L'enseignante comparaissant le 1er décembre dernier devant le tribunal correctionnel de Limoges pour des violences physiques et morales sur des élèves de petite section. Elle a été relaxée ce vendredi mais la parquet a décidé de faire appel de ce jugement.

Le tribunal correctionnel de Limoges s'est prononcé ce vendredi sur l'affaire de l'institutrice de Feytiat, en Haute-Vienne, en optant pour le relaxe de l'enseignante, qui était aussi directrice de l'école maternelle. Elle était poursuivie pour des violences physiques et morales sur des enfants de petite section. Le parquet de Limoges a aussitôt fait appel de ce jugement, un nouveau procès devrait donc se tenir. 
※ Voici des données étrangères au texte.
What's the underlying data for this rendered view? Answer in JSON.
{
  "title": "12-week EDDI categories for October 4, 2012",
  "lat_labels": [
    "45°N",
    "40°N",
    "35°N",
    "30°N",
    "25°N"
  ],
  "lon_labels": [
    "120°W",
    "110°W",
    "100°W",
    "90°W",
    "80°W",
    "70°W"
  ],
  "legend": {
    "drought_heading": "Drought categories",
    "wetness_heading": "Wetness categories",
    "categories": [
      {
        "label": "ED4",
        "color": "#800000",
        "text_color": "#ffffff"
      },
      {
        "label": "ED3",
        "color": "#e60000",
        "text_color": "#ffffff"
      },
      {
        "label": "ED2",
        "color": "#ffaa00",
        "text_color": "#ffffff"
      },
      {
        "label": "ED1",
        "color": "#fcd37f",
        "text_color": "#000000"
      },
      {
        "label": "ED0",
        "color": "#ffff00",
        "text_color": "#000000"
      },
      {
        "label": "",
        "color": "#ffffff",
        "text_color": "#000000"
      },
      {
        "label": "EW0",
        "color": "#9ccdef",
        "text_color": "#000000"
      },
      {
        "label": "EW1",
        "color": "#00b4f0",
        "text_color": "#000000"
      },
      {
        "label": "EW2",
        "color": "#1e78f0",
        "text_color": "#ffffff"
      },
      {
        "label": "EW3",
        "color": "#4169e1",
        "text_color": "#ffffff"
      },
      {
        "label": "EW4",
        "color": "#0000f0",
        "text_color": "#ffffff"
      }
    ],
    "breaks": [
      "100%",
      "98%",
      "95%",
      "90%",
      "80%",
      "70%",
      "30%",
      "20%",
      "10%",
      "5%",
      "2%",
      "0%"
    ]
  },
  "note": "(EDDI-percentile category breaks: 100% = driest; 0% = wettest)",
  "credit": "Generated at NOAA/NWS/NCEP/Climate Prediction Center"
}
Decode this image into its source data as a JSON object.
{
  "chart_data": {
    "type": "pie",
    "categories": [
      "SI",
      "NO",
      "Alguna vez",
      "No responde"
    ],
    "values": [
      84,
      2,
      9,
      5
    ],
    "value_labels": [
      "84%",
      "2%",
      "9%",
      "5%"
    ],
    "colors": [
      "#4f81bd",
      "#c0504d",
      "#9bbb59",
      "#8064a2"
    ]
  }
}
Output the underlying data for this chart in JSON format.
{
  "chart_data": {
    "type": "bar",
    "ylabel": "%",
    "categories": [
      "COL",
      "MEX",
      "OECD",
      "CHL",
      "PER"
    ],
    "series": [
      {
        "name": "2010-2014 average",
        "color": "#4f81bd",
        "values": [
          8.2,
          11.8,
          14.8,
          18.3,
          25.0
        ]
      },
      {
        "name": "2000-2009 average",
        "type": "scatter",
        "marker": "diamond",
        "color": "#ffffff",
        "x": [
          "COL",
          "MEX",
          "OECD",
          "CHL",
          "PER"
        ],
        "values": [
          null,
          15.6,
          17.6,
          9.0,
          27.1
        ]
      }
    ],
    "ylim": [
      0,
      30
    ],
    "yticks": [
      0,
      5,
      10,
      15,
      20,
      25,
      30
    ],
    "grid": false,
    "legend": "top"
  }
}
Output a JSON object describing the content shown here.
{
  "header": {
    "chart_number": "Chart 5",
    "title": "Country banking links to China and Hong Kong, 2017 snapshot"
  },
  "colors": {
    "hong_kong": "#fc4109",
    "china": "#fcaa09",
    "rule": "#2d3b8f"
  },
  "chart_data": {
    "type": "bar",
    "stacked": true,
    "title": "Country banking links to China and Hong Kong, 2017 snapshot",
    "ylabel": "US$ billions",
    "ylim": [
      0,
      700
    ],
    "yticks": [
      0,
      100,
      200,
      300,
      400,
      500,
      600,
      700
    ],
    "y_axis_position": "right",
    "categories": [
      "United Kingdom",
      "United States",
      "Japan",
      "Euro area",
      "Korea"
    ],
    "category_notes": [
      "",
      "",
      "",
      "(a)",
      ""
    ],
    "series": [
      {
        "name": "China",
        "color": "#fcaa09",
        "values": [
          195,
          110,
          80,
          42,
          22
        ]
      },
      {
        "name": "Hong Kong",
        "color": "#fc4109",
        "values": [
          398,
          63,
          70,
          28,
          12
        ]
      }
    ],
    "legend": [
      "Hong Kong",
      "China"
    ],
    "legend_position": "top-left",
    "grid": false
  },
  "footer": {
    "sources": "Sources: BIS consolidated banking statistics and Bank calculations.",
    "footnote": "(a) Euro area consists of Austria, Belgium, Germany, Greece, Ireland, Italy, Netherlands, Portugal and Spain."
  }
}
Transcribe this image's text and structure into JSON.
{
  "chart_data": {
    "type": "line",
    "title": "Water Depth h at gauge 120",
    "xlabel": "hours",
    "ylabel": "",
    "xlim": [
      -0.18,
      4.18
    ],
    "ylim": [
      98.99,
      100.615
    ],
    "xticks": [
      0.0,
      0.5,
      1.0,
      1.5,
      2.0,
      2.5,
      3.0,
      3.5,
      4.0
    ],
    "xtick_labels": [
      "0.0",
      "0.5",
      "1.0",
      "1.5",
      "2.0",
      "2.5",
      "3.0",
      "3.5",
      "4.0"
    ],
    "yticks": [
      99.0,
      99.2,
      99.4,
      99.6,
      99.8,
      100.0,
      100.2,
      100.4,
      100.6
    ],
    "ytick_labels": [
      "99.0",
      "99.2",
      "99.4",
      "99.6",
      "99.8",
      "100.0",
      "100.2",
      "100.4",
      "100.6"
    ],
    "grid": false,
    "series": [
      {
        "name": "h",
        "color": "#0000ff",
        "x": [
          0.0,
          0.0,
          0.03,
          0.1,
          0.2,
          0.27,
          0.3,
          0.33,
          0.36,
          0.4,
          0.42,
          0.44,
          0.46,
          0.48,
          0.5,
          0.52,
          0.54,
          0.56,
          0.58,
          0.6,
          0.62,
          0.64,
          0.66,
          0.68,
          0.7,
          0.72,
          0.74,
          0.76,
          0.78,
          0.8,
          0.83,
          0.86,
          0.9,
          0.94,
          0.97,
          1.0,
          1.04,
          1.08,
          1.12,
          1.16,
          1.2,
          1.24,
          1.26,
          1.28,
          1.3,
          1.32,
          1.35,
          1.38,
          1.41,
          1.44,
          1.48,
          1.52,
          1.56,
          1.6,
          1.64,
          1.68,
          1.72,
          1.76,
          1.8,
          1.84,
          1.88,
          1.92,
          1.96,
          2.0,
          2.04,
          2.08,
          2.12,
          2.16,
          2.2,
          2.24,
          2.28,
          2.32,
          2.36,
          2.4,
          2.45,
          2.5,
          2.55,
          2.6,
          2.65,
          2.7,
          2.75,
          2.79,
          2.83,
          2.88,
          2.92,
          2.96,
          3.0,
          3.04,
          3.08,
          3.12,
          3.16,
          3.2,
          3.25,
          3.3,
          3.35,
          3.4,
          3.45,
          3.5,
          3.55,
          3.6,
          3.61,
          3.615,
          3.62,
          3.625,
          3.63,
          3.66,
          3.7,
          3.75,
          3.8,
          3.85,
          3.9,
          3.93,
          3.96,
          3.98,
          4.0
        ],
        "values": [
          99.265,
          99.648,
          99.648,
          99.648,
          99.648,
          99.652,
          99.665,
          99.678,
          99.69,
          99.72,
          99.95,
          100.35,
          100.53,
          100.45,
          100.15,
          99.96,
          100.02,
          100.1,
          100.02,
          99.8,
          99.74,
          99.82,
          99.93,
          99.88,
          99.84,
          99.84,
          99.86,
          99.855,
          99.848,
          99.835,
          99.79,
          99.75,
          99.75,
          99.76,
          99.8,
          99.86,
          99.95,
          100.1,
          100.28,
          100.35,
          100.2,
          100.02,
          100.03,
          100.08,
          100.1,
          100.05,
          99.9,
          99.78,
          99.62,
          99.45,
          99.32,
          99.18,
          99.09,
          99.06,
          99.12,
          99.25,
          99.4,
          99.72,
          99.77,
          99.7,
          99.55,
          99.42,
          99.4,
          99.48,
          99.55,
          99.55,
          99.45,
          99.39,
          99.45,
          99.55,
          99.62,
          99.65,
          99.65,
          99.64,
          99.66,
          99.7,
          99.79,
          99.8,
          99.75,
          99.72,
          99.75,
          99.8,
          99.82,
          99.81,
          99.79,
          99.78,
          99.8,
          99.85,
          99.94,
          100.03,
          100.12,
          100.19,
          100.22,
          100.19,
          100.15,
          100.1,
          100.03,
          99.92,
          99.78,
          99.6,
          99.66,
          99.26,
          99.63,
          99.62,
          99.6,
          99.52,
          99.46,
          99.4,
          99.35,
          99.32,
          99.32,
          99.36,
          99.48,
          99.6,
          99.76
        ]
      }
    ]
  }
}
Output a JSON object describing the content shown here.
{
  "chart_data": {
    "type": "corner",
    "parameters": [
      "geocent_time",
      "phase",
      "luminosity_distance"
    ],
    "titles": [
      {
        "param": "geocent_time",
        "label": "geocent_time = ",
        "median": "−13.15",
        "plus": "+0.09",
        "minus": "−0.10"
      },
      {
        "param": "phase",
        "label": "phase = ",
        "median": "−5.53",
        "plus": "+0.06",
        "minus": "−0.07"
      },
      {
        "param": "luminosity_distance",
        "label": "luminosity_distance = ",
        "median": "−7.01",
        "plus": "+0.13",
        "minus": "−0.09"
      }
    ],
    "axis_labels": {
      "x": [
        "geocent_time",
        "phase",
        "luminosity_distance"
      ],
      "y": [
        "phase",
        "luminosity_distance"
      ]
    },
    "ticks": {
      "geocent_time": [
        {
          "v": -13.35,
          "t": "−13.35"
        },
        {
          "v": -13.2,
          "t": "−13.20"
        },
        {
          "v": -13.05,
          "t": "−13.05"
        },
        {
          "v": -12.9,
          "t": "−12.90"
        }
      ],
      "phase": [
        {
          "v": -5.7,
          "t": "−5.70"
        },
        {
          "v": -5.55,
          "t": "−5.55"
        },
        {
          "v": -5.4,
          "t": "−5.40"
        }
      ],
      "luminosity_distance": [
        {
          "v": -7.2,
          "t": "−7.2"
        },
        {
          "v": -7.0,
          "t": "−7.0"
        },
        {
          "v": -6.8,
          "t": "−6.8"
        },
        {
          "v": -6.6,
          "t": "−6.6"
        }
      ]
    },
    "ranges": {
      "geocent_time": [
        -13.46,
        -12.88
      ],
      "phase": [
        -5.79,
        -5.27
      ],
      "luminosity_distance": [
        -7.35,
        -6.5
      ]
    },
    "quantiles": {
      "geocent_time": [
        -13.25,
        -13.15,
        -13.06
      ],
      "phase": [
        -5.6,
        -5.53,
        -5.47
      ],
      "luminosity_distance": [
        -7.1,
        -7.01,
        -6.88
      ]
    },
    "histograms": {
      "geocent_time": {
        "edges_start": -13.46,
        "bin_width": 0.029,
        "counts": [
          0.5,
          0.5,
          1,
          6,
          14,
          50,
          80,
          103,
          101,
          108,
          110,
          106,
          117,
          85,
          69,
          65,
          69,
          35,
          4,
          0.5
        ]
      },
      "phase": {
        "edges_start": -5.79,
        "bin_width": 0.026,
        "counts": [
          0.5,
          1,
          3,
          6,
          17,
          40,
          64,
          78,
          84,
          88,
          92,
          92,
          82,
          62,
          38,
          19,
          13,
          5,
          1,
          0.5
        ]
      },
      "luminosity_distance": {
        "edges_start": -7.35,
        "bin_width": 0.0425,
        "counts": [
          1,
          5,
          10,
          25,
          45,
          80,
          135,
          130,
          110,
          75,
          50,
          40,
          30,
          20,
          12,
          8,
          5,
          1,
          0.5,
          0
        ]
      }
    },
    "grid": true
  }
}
Sandrine, dont le petit garçon s'était plaint de l'institutrice, est effondrée

Lors de l'audience qui avait duré 12 heures le 1er décembre dernier devant le tribunal correctionnel de Limoges, Delphine Adam s'était montrée quasiment indifférente aux débats, hochant juste la tête en signe de désaccord avec les plaidoiries des avocats des familles. Elle n'avait pas eu de réaction lorsque le parquet avait requis 1 an de prison avec sursis, et une interdiction d'exercer une activité avec des mineurs de moins de 15 ans pendant trois années.

Des enfants jugés "nuls"

Les faits qui lui étaient reprochés s'étalaient sur trois ans, de février 2012 à février 2015. Selon les témoignages, l'enseignante aurait exercé des violences physiques et psychologiques sur les enfants, allant même jusqu'à gifler ses élèves ou encore les enfermer dans un placard en guise de punition. Au total, 24 familles s'étaient portées parties civiles dans ce dossier.

L'institutrice de 49 ans avait défendu lors de l'audience une simple méthode éducative, des recadrages parfois vifs et nié les affirmations des familles et des assistantes maternelles parlant d'enfants qui étaient traités de "nuls" ou de "bons à rien". Elle se disait victime d'une machination.